Psychiatric reactions in patients receiving prednisone are common, occurring in up to 18.4% of patients receiving >80 mg daily [1]. Patients usually develop mental state changes within 3–14 days of initiation of treatment [4]. Given its common occurrence, its potential severity and the lack of reliable predicting factors [5], it is essential that these neuropsychiatric complications are actively screened for in every patient who is on a high dose of steroids.
Valproate-induced reversible pseudoatrophy of the brain and hyperammonemic encephalopathy in a bipolar patient
In spite of the safety profile of valproate, it can lead to rare severe neurological side-effects such as encephalopathy with or without hyperammonemia, extrapyramidal disorders, reversible dementia and pseudoatrophy of the brain [1, 2]. We describe the case of a bipolar patient who was treated with valproate and who developed reversible pseudoatrophy of the brain and hyperammonemic encephalopathy.
The patient was a 47-year-old woman who had been treated for bipolar disorder type I (DSM-IV) for 10 years. She had been using valproate at a dose of 2000 mg day−1 for 5 years without any symptoms of intoxication or other neurological complications. After an episode of psychotic mania, valproate was increased to 2500 mg day−1, with blood levels of 83.5 µg dL−1. After 7 months the patient developed confusion, memory loss, apathy and parkinsonism. The symptoms worsened in the next 2 weeks and the patient developed severe parkinsonism, lack of orientation, incoherent speech and lethargy. After 1 week the patient became catatonic. After admission to a psychiatric unit, blood level of ammonia was measured at 48 µmol L−1 (normal level = 11–32 µmol L−1). Computed tomography showed marked sulci atrophy and ventricles enlargement.
Valproate was ceased and electroconvulsive therapy was started, and in 1 week the parkinsonism, memory loss, apathy and lethargy improved consistently. Three months after discharge, magnetic resonance imaging was performed and the sulci atrophy and ventricles enlargement had diminished.
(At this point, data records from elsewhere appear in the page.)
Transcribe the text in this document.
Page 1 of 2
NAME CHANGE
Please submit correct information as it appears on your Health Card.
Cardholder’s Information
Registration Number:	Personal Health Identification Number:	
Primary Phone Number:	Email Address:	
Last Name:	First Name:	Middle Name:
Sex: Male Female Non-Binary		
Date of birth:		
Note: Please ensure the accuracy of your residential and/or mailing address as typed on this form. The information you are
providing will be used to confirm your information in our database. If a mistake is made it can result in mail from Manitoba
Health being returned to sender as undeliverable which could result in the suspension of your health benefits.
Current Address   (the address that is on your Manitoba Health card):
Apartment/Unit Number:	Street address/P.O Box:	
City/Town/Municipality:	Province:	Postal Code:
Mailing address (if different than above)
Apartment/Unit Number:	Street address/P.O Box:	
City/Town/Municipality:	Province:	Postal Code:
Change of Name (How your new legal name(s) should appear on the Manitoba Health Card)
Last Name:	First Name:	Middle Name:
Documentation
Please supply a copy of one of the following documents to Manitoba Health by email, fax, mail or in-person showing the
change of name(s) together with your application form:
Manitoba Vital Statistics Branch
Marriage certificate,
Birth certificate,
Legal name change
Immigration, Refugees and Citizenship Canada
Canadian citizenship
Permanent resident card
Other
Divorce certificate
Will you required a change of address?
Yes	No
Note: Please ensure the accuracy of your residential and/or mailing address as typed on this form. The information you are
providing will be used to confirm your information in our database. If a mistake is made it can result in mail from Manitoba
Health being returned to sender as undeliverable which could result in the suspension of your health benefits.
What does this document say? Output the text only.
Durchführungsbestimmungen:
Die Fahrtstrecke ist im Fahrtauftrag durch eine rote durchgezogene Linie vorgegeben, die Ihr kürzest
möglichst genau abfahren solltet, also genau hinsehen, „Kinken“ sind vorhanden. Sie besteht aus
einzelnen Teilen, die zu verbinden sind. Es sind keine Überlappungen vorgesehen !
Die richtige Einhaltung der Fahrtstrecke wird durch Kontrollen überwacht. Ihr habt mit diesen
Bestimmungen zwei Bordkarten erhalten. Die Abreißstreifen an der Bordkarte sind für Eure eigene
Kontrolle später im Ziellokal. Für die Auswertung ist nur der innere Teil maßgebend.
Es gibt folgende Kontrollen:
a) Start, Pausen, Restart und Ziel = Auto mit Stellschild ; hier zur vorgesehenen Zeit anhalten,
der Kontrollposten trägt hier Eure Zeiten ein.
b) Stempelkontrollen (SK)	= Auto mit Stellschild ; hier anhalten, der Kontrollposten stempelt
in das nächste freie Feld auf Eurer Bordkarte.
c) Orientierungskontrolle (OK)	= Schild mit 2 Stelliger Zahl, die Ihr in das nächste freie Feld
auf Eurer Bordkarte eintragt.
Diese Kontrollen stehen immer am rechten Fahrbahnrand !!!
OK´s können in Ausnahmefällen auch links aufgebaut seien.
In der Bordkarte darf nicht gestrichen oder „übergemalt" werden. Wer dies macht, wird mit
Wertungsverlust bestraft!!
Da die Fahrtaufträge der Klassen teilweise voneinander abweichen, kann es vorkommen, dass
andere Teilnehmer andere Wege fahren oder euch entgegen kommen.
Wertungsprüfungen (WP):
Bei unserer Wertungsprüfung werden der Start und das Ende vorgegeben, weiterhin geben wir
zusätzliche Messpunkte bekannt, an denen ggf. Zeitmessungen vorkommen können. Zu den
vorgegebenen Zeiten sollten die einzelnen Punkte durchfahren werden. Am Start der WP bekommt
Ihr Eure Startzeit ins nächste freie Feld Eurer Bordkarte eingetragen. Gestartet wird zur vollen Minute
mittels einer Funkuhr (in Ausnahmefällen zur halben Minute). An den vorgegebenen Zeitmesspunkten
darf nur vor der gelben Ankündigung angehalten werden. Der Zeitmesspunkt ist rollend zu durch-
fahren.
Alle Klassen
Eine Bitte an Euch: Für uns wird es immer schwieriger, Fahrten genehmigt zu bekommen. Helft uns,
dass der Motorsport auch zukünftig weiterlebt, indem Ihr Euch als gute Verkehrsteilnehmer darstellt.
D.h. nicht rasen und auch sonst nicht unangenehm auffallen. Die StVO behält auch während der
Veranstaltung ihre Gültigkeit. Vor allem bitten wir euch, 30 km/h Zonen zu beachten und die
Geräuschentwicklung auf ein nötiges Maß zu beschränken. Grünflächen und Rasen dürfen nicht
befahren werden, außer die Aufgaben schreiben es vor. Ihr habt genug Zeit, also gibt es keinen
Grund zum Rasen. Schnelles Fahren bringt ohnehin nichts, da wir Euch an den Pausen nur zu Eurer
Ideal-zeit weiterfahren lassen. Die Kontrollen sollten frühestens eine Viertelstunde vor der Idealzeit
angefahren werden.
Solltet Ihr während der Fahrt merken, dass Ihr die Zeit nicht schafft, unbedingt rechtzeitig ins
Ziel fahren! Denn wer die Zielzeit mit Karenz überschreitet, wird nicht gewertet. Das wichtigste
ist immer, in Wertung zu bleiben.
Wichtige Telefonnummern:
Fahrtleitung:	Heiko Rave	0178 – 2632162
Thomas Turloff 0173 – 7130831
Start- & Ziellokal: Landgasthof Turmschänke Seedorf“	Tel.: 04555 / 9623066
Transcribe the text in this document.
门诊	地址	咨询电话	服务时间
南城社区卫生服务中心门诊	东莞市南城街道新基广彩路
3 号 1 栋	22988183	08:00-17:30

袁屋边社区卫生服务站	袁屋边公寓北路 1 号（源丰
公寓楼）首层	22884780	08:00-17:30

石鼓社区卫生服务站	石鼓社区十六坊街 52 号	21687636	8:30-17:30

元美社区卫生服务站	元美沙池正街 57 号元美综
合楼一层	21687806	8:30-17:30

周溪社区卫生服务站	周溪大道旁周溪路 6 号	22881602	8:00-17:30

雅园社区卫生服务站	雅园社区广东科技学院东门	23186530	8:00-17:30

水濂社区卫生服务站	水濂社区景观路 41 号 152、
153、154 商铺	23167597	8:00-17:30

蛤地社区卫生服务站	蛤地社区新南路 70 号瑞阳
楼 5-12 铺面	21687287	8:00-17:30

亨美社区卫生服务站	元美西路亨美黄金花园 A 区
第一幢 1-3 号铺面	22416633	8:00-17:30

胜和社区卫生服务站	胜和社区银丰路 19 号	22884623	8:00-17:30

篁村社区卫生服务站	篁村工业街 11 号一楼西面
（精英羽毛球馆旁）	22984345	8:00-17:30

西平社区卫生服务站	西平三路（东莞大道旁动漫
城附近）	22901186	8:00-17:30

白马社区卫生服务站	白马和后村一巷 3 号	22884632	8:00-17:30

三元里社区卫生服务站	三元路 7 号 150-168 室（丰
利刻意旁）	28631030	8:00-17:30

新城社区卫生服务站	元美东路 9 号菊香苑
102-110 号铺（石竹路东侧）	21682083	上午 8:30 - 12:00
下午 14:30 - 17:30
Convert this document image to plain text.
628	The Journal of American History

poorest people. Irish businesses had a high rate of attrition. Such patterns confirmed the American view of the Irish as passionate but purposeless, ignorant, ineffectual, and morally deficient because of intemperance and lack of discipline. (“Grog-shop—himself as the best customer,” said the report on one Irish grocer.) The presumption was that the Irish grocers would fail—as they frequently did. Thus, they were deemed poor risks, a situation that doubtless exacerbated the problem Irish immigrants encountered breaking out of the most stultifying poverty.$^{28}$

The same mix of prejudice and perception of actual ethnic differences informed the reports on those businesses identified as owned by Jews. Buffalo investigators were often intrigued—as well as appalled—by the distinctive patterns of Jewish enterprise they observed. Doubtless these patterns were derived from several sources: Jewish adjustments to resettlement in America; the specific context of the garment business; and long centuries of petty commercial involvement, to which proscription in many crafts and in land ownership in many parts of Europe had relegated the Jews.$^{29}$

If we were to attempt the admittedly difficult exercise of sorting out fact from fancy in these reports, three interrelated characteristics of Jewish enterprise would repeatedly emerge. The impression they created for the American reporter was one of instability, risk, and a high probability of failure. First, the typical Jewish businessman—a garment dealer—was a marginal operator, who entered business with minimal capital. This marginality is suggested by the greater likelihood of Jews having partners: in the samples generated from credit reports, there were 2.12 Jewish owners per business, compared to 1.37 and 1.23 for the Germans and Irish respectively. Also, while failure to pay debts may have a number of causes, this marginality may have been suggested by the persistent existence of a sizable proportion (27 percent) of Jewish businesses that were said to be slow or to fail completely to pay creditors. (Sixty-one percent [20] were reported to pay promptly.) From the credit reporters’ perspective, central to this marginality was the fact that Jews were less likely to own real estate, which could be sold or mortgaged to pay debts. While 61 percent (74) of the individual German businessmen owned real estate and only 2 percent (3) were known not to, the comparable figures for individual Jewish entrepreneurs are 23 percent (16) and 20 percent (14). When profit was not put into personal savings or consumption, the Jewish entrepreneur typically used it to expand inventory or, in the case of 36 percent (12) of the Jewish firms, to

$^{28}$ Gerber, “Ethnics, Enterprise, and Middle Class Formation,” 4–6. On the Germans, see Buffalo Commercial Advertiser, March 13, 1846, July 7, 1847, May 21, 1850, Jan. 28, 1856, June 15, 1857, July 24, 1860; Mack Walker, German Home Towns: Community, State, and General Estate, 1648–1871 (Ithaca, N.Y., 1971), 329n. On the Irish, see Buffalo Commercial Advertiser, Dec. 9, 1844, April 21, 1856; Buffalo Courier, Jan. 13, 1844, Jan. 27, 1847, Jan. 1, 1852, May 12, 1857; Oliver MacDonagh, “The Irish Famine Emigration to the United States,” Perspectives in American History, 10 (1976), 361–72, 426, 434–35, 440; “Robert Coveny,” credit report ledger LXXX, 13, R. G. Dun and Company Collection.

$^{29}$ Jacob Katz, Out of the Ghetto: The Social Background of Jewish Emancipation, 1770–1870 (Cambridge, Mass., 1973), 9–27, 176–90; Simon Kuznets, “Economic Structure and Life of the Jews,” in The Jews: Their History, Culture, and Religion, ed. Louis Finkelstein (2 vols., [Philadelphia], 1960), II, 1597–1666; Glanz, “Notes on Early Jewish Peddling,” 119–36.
The mental deterioration observed in the present patient was observed previously in neurological patients who were chronic users of valproate. There is a clinical relationship between the development of encephalopathy and blood ammonia levels, as seen in the present case, although the pathogenesis is not completely understood, and multiple studies obtained mixed results on the search for an association between dose and plasma concentrations of valproate with serum ammonia levels [3, 4] and the appearance of clinical symptoms [4]. The prevalence of symptomatic hyperammonemia leading to encephalopathy from valproate is unknown but thought to be rare in adults [4]. The aetiology of pseudoatrophy remains unclear also, and only a few cases have been described in the literature [1, 3]. In all of them there was some improvement after discontinuation of valproate. Therefore, even in therapeutic blood levels, valproate can cause severe neurological symptoms. Clinicians should be aware of this rare but severe side-effect when treating bipolar patients. The recommendation should always be to discontinue valproate because hyperammonemia leading to encephalopathy could be a completely reversible side-effect.